Speaking about his experience when he met first Dr. al-Gosaibi, Dr. Al-Dubayan said, “I met him for the first time I was really so afraid. I prepared myself for the meeting for the first time and then I realised this man, who is so sharp in his work, really had great heart and feelings to deal with all the people who used to work with him. In my position as a Director of the Islamic Cultural Centre I passed through really many rainy days especially after the 11 September. While remembering those days and those years, Dr. Ghazi was really the man who used to bring all his guidance. You know how much attention we had altogether during those days and in my position as a Director of the Islamic Cultural Centre on one side and the Islamic communities on the other side.”

Referring to Brother Sir Iqbal Sacranie who was present among the audience, Dr. Al-Dubayan said, “He (Sir Iqbal Sacranie) remembers those days I am sure and we passed many difficulties. Dr. Ghazi was always the person to whom we run together sometimes seek for some advice; seek some instructions; seek for some help.”

Dr. Al-Dubayan wrote an article in Sharq alaswat about two months ago wherein he talked a little bit of other side about Dr. Ghazi al-Gosaibi. Dr. al-Dubayan said, “I am sure many people do not know about it. That is the charitable side. Dr Ghazi May Allah bless him and rest his soul in peace. I am sure he would not really like to talk about this. But I know the person himself, that charitable side.
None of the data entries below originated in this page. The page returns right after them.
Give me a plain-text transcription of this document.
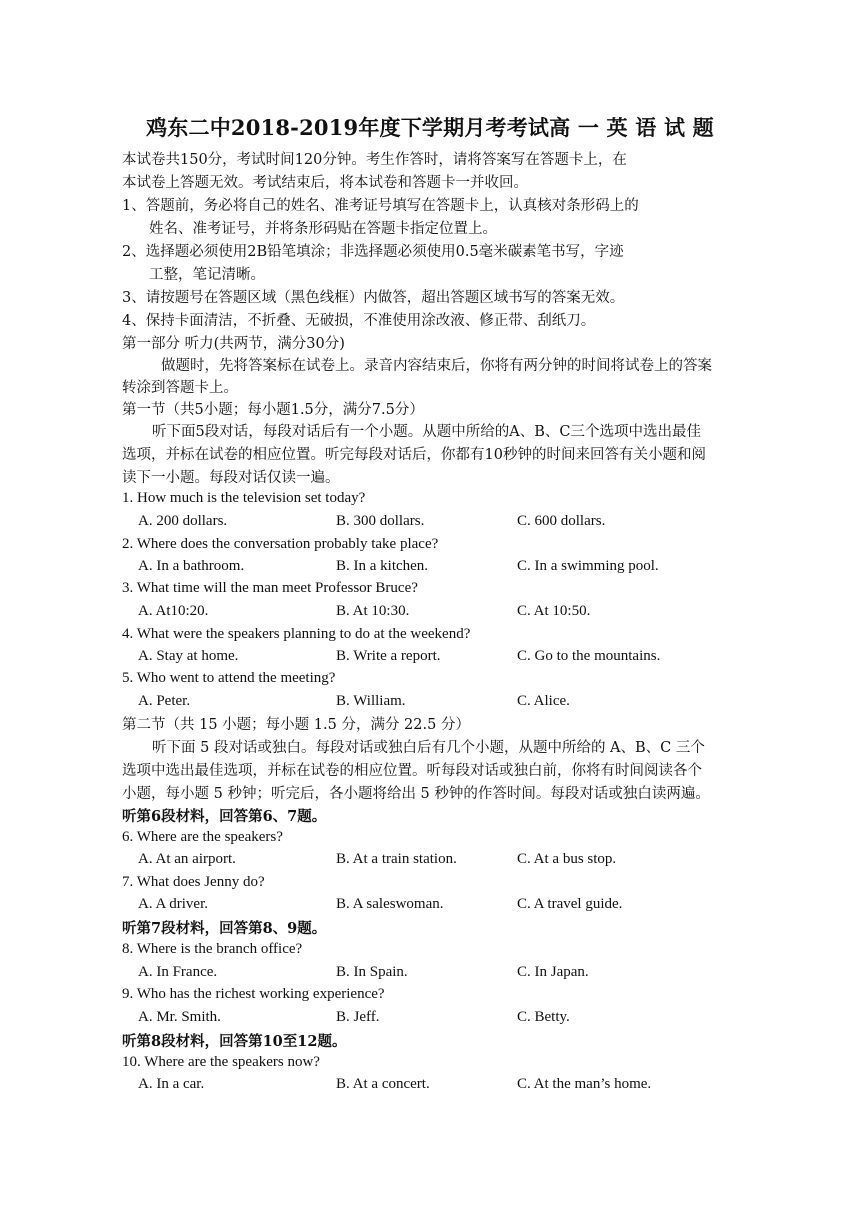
鸡东二中2018-2019年度下学期月考考试高 一 英 语 试 题
本试卷共150分，考试时间120分钟。考生作答时，请将答案写在答题卡上，在
本试卷上答题无效。考试结束后，将本试卷和答题卡一并收回。
1、答题前，务必将自己的姓名、准考证号填写在答题卡上，认真核对条形码上的
姓名、准考证号，并将条形码贴在答题卡指定位置上。
2、选择题必须使用2B铅笔填涂；非选择题必须使用0.5毫米碳素笔书写，字迹
工整，笔记清晰。
3、请按题号在答题区域（黑色线框）内做答，超出答题区域书写的答案无效。
4、保持卡面清洁，不折叠、无破损，不准使用涂改液、修正带、刮纸刀。
第一部分 听力(共两节，满分30分)
做题时，先将答案标在试卷上。录音内容结束后，你将有两分钟的时间将试卷上的答案
转涂到答题卡上。
第一节（共5小题；每小题1.5分，满分7.5分）
听下面5段对话，每段对话后有一个小题。从题中所给的A、B、C三个选项中选出最佳
选项，并标在试卷的相应位置。听完每段对话后，你都有10秒钟的时间来回答有关小题和阅
读下一小题。每段对话仅读一遍。
1. How much is the television set today?
A. 200 dollars.	B. 300 dollars.	C. 600 dollars.
2. Where does the conversation probably take place?
A. In a bathroom.	B. In a kitchen.	C. In a swimming pool.
3. What time will the man meet Professor Bruce?
A. At10:20.	B. At 10:30.	C. At 10:50.
4. What were the speakers planning to do at the weekend?
A. Stay at home.	B. Write a report.	C. Go to the mountains.
5. Who went to attend the meeting?
A. Peter.	B. William.	C. Alice.
第二节（共 15 小题；每小题 1.5 分，满分 22.5 分）
听下面 5 段对话或独白。每段对话或独白后有几个小题，从题中所给的 A、B、C 三个
选项中选出最佳选项，并标在试卷的相应位置。听每段对话或独白前，你将有时间阅读各个
小题，每小题 5 秒钟；听完后，各小题将给出 5 秒钟的作答时间。每段对话或独白读两遍。
听第6段材料，回答第6、7题。
6. Where are the speakers?
A. At an airport.	B. At a train station.	C. At a bus stop.
7. What does Jenny do?
A. A driver.	B. A saleswoman.	C. A travel guide.
听第7段材料，回答第8、9题。
8. Where is the branch office?
A. In France.	B. In Spain.	C. In Japan.
9. Who has the richest working experience?
A. Mr. Smith.	B. Jeff.	C. Betty.
听第8段材料，回答第10至12题。
10. Where are the speakers now?
A. In a car.	B. At a concert.	C. At the man’s home.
It is always difficult to distinguish between what is humane and what is administrative with this person. In the previous speeches, I am sure that shows the sense of humour Dr. Ghazi had. In a way or other the man was great in human feelings.”

Dr. Al-Dubayan thinks that Dr. Ghazi needs to be studied more thoroughly. “I hope one day somebody might collect some remarks and experiences from all his friends and colleagues and all those who were with him to put this together as a light, guidance for the new generation to use it.”

Dr. Al-Dubayan found an appropriate word to describe this man, Dr. Ghazi. He mentioned, “Al-Jazeera newspaper, sometimes ago, published a book about 400 or 500 pages talking about Dr. Ghazi with the title alistefna, which means, the exception or the exceptional person. I think the exception or the exceptional person is the right way to describe this man who has many aspects, a lot of literature, a lot in administration, a lot of humanities or humane patience and also a lot of friendship and feelings. May Allah bless his soul in peace and May Allah help his family and help us always to remember him in our prayers and not to forget that remarkable man.”